My design videos of the renovations to my home in Connecticut had gone viral. People all over the world were sharing my 60 second videos and asking me to come work on their homes. I started saying yes to helping complete strangers because I welcomed any excuse to not think about what I was going through but was also hopeful that making other people happy would in turn make me a little happier.

The first home I did was for a beautiful family in Boynton Beach, Florida. They went to Disney World for the weekend and I moved into their home to surprise them with a renovation. The video I made of their install got 30 million views on Instagram shortly after I posted it. That’s when I realized surprising homeowners may be more than a passion, it might just be a business. Over the course of the next year, I completed over 100 spaces and today, my design videos have garnered over a billion views, 5 million followers, and a series on HBO Max.

I am grateful for the home in Connecticut and where heartbreak led me, but am even more grateful for all the homeowners who have trusted me along the way. Getting to work on their homes with complete trust and creative license is ultimately what led to my mental health recovery. It gave me a sense of self-worth again and something to look forward to each day.

 

6. What advice do you have for others who are interested in pivoting their careers?
My best advice for someone looking to pivot careers is to stop waiting for things to get easier or for timing to be better.
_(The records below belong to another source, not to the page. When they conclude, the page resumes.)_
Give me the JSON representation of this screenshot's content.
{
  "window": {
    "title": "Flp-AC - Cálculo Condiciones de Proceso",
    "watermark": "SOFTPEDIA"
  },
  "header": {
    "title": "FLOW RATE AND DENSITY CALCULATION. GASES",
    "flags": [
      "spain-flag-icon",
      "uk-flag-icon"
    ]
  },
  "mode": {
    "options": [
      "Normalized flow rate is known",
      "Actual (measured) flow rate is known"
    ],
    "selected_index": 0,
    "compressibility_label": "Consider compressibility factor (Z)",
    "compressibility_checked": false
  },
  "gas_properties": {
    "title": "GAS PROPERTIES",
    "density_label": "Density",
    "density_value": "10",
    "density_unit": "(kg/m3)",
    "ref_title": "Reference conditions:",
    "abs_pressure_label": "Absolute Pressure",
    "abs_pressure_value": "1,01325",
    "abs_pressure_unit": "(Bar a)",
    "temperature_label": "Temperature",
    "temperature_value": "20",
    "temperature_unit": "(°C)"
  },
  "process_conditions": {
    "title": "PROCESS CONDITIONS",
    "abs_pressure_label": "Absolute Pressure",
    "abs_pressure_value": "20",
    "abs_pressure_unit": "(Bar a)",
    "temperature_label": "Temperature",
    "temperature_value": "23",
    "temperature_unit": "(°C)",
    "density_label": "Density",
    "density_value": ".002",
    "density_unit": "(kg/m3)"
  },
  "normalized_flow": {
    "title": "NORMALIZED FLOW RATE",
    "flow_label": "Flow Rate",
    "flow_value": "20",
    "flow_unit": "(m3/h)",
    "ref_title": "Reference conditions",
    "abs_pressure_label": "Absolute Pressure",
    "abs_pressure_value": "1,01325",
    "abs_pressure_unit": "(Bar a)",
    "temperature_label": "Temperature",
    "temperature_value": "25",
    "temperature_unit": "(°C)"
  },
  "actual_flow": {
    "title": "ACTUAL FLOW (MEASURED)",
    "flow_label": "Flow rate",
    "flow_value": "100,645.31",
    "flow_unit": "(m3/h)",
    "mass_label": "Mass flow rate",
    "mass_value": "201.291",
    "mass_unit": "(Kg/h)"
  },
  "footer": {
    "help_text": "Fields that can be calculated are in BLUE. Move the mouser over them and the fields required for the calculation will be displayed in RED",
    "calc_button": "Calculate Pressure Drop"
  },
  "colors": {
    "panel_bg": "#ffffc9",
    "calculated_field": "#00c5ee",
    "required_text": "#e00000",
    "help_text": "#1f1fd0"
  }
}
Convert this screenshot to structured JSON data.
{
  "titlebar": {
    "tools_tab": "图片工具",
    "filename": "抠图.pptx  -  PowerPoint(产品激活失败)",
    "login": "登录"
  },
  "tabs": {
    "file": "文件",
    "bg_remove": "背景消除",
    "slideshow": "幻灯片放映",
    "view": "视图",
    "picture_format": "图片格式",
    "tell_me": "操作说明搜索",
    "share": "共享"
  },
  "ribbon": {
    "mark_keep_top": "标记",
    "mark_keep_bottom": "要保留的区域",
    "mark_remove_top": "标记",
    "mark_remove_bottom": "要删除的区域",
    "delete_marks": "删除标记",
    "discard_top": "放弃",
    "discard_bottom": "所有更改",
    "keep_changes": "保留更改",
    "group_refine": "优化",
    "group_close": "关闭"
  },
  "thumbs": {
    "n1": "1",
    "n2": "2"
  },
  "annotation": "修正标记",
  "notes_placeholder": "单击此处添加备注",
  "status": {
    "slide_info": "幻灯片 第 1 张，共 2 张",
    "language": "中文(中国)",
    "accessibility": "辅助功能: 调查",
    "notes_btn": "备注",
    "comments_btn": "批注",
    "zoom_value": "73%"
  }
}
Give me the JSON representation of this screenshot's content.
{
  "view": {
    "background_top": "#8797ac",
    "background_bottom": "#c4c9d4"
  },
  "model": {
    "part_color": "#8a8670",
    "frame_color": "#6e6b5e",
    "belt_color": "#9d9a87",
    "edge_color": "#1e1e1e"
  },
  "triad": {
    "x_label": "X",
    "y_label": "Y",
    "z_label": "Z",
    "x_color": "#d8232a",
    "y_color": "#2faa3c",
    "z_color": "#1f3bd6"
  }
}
Chances are, it only gets harder. Instead of waiting for the easy part, get better at handling the hard parts and go for it. You have to take control and design your life, or your life will design you… and chances are, you don’t have the same style.

 

7. Have you leveraged your GS network since leaving the firm? If so, how?
I have definitely put my GS network to good use. I hired one of my former GS clients to become my new financial advisor, overseeing my personal finances now that there is no longer a conflict of interest. I've been hired to design homes for a number of my former GS clients and also several of my former GS colleagues. And last but not least, I've stayed in close touch with my colleagues at the firm because nobody has a pulse on the market like GS, so my portfolio is grateful for that.